P. vivax malaria presenting as shock an unusual manifestation: Case series

Kashyap A1, Aggarwal A2, Harit D3, Eske GS4

1Dr Archana Kashyap, MD, Senior Resident, 2Dr Anju Aggarwal, MD, MNAMS, FIAP, Associate Professor, 3Dr Deepika Harit, Assistant Professor, 44Dr Gunvant Singh Eske, MD, Senior Resident, Safdarjang Hospital & Vardhaman Mahavir Medical college, New Delhi. All are affiliated with Department of Pediatrics, University College Of Medical Sciences, and Guru Tegh Bahadur Hospital, Shahdra and Safdarjung Hospital, Delhi,India

Address for Correspondence: Dr Archana Kashyap, Email: archana425@gmail.com, A-66/e, street no. 6.A –Block, West vinod nagar, Delhi



Abstract

Shock as a manifestation of Plasmodium vivax infection is rarely reported. Four children aged 8 – 12 years with severe vivax malaria presented with shock. Thrombocytopenia was detected in all cases. There were no bleed from any site. Diagnosis of P. vivax was made by blood smear and rapid diagnostic tests. All patients did not responded to initial fluid boluses and improved on steroid and anti malarial therapy being artesunate combination therapy.

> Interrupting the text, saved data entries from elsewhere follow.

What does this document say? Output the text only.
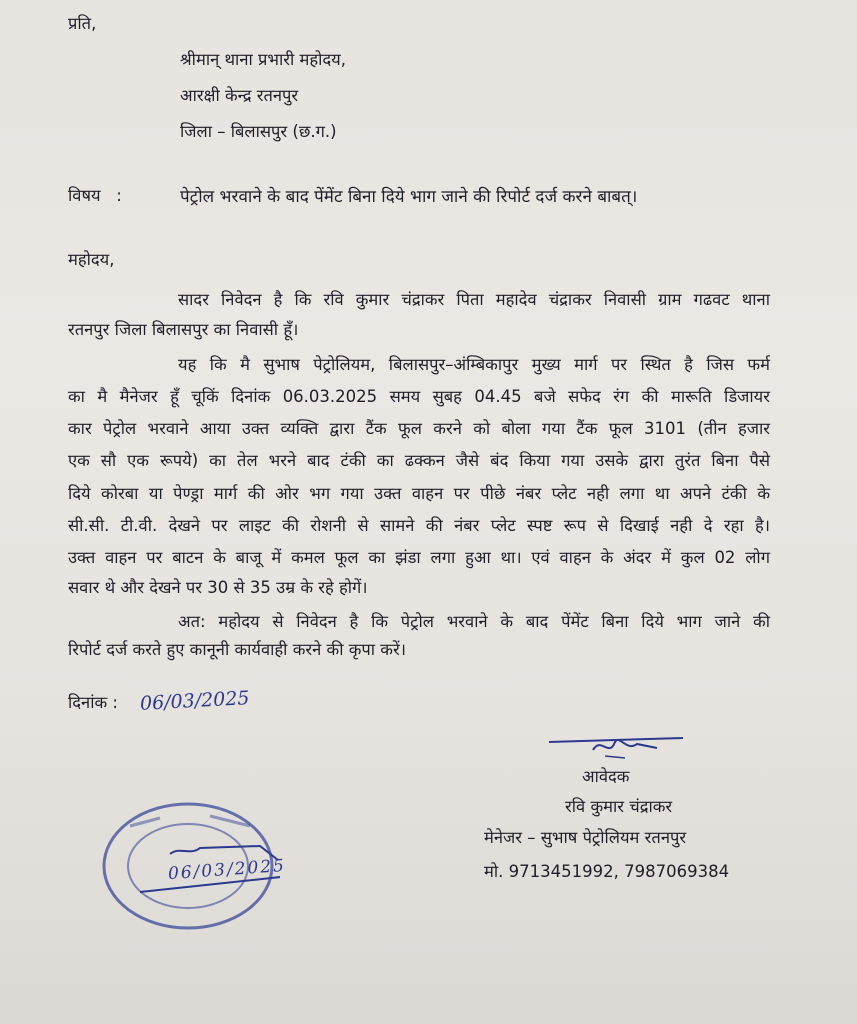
प्रति,
श्रीमान् थाना प्रभारी महोदय,
आरक्षी केन्द्र रतनपुर
जिला – बिलासपुर (छ.ग.)
विषय   :	पेट्रोल भरवाने के बाद पेंमेंट बिना दिये भाग जाने की रिपोर्ट दर्ज करने बाबत्।
महोदय,
सादर निवेदन है कि रवि कुमार चंद्राकर पिता महादेव चंद्राकर निवासी ग्राम गढवट थाना
रतनपुर जिला बिलासपुर का निवासी हूँ।
यह कि मै सुभाष पेट्रोलियम, बिलासपुर–अंम्बिकापुर मुख्य मार्ग पर स्थित है जिस फर्म
का मै मैनेजर हूँ चूकिं दिनांक 06.03.2025 समय सुबह 04.45 बजे सफेद रंग की मारूति डिजायर
कार पेट्रोल भरवाने आया उक्त व्यक्ति द्वारा टैंक फूल करने को बोला गया टैंक फूल 3101 (तीन हजार
एक सौ एक रूपये) का तेल भरने बाद टंकी का ढक्कन जैसे बंद किया गया उसके द्वारा तुरंत बिना पैसे
दिये कोरबा या पेण्ड्रा मार्ग की ओर भग गया उक्त वाहन पर पीछे नंबर प्लेट नही लगा था अपने टंकी के
सी.सी. टी.वी. देखने पर लाइट की रोशनी से सामने की नंबर प्लेट स्पष्ट रूप से दिखाई नही दे रहा है।
उक्त वाहन पर बाटन के बाजू में कमल फूल का झंडा लगा हुआ था। एवं वाहन के अंदर में कुल 02 लोग
सवार थे और देखने पर 30 से 35 उम्र के रहे होगें।
अत: महोदय से निवेदन है कि पेट्रोल भरवाने के बाद पेंमेंट बिना दिये भाग जाने की
रिपोर्ट दर्ज करते हुए कानूनी कार्यवाही करने की कृपा करें।
दिनांक : 06/03/2025
आवेदक
रवि कुमार चंद्राकर
मेनेजर – सुभाष पेट्रोलियम रतनपुर
मो. 9713451992, 7987069384
06/03/2025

Keywords: P vivax Malaria, Shock, Children



Manuscript Received: 30th Sept 2015, Reviewed: 4th Oct 2015
Author Corrected: 13th Oct 2015, Accepted for Publication: 23rd Oct 2015

Introduction

P. vivax is most widely distributed human malaria parasite with a risk population of 2.5 million persons[1]. The infection is responsible for benign, uncomplicated disease. Newer reports are now suggestive of severe manifestations of P.vivax malaria. Severe manifestation with P.vivax include cerebral malaria, severe anemia, hepatic dysfunction, jaundice, acute lung injury, acute respiratory distress syndrome, pulmonary edema, shock, splenic rupture, renal failure, severe thrombocytopenia with or without bleeding[1, 2]. Shock as a manifestation of P. vivax is rarely reported[3,4,5]. We report four children diagnosed as severe P.vivax malaria who presented with shock.

Cases

All four patients (Case 1, 2, 3, 4) presented with shock (Table 1). Other clinical manifestations are shown in Table 1. One patient (Case 2) had features suggestive of renal involvement i.e oliguria. Duration of fever in the cases ranged from 7 – 10 days. All of them did not have any bleeding manifestation except one (case 3) where altered blood in stools was seen for 1 day. Their hemoglobin ranged between 7 – 10 mg/dl. All patients presented with thrombocytopenia. Two of them had platelet count (case 1, 4) less than 50,000/mm3 and two (case 2, 3) had platelet count ≤ 1 lakh/ mm3. The total leukocyte count was within normal range. Blood culture was sterile in all cases. S.widal and dengue serology was negative. Kidney function tests were normal. Peripheral blood films demonstrated P.vivax trophozoites. Rapid diagnostic slide test was positive for P. vivax and negative for P. falciparum in all cases. All four patients were treated successfully with artesunate combination therapy. All four patients did not respond to initial fluid boluses. Keeping in view the pathophysiology of vivax malaria and possibility of shock due to cytokine storm steroid were given at initial dose of 3mg/kg followed by 1mg/kg for 48 hrs. Clinical response was observed in next 24 hrs. Repeat blood malaria smear after two days showed clearance of parasite in all four cases. They were discharged in clinically stable condition and received primaquine for fourteen days.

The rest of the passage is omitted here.